Do ponto de vista político, é um apelo muito lúcido pela união dos oposicionistas, uma verdadeira carta aberta ao governador de Minas Gerais, Aécio Neves, do PSDB. Um estadista entre nossos ex-presidentes vivos, Fernando Henrique Cardoso propõe uma aliança entre São Paulo e Minas Gerais, para impedir o ressurgimento do “autoritarismo burocrático com poder econômico e financeiro”. Trata-se de mais um episódio na disputa entre duas espécies semelhantes: tucanos e petistas.
Prisioneiros intelectuais de Gramsci, assistimos ao feroz embate entre PT e PSDB. Eles reproduzem na política o princípio evolucionário de Gause: espécies semelhantes se enfrentam numa guerra de extermínio pelo domínio de um mesmo nicho ecológico – no caso, o controle do aparelho de Estado. Ao longo de quatro mandatos, o próprio FHC havia admitido que a disputa entre ambos se limitava à tomada de poder, já que não mais havia entre eles discordâncias ideológicas, tendo convergido todos ao “pensamento único”.

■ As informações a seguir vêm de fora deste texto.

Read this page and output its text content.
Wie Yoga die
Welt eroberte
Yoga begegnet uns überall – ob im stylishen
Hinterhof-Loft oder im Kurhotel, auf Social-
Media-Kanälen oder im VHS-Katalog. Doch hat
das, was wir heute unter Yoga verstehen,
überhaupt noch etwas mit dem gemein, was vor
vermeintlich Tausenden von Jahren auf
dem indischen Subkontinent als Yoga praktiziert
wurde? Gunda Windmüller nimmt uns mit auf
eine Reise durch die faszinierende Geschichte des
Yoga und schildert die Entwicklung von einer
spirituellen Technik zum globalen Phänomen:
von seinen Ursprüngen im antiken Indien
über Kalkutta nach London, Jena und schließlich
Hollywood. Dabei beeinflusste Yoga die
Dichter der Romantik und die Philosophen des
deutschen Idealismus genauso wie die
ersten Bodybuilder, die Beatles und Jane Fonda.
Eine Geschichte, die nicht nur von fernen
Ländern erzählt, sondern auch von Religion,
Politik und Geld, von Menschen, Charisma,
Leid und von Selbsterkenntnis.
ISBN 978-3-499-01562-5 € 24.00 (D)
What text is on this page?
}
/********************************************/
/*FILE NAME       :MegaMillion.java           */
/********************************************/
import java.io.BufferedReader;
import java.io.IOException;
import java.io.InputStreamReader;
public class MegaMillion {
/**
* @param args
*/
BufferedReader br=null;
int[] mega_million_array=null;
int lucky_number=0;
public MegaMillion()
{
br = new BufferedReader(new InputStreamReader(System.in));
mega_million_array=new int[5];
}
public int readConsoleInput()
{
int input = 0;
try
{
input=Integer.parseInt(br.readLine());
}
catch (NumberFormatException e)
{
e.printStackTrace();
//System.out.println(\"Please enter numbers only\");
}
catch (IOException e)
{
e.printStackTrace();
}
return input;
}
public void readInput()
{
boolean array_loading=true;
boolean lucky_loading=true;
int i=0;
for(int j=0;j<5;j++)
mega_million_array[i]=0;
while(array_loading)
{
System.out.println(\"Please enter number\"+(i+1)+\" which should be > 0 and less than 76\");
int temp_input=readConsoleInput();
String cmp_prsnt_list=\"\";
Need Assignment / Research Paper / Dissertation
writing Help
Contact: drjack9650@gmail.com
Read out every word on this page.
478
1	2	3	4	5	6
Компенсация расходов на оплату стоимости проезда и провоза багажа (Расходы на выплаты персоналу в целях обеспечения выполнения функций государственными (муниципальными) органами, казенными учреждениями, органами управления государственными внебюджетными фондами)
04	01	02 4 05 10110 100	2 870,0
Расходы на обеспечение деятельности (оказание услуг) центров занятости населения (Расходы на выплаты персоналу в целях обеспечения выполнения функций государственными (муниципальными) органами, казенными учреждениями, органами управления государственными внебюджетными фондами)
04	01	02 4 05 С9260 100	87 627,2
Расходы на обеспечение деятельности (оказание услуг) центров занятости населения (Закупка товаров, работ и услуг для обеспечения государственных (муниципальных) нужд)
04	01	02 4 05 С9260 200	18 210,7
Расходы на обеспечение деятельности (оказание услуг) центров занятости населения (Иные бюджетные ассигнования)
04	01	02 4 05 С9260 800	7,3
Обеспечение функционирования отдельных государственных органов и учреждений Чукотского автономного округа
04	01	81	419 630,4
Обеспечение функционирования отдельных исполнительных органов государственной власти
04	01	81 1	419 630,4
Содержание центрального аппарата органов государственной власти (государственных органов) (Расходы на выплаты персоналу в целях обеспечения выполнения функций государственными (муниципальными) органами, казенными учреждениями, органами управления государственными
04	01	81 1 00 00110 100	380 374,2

Pois bem, está encerrada a celebração dessa convergência ao pensamento social-democrata, a ponto de o ex-presidente declarar estarmos diante de “duas candidaturas polares”, extremos opostos em decisivo combate pelos destinos da sociedade brasileira. “Pouco a pouco, o pensamento único esmagará os anseios dos que sustentam uma visão aberta da sociedade. Estará em jogo a própria concepção do que seja a democracia”, adverte o ex-presidente. É compreensível o temor de FHC.
Há uma farta documentação histórica que registra a associação de enormes estruturas burocráticas de administração centralizada com regimes políticos degenerados. A tradição dirigista de centralização burocrática na França foi um eixo de transmissão do autoritarismo através dos tempos, com o despotismo dos reis, o terror jacobino e as guerras napoleônicas. O mesmo fenômeno se desenrolou pela burocracia prussiana na Alemanha imperial de Bismarck, a social-democracia da República de Weimar e o capitalismo de Estado, com o Partido Nacional-Socialista de Hitler.
Acabou a convergência do pensamento social-democrata.
Agora há duas candidaturas “polares”
Mais do que um possível futuro da sociedade brasileira, a associação de grandes grupos de interesses corporativos com partidos políticos desidratados a serviço de uma ideologia nacional-estatizante é o nosso passado recente sob o regime militar. É natural que tucanos temam arbitrariedades desse Leviatã agora aparelhado pelos petistas. Da mesma forma que tucanos e petistas sentiram o peso dessa engrenagem quando a serviço dos militares.
“A tendência que vem marcando os últimos 18 meses do atual governo nos levará a um modelo de sociedade que se baseia na predominância de uma forma de capitalismo na qual governo e umas grandes corporações se unem sob a tutela de uma burocracia permeada por interesses corporativos e partidários”, alerta-nos o ex-presidente.
Sim, é verdade que “o capitalismo vem em diversos sabores, alguns muito melhores que outros”, nas palavras de George Akerlof, prêmio Nobel de Economia em 2001. O formidável desempenho da economia americana no século XX é atribuído ao “capitalismo dos empreendedores”. A modalidade é distinta da existente no Japão e na Europa continental, onde predominam grandes empresas auxiliadas por governos, de um lado, e pequenos varejistas e empresas familiares, de outro.
São também importantes duas novas modalidades em tempos de globalização. Uma é o “capitalismo dopado”, versão americana promovida por equívocos do Federal Reserve, o banco central americano, sob a presidência de Alan Greenspan e mantida por falta de alternativa pelo Fed de Ben Bernanke. Outra é o “capitalismo selvagem do século XXI”, versão chinesa promovida pelo Partido Comunista. O ex-presidente FHC denuncia o “capitalismo oligárquico”, variante bastarda bastante nociva em que uma pequena elite de políticos e empresários concentra o poder e as oportunidades lucrativas em suas mãos. Bem-vindo ao bom combate.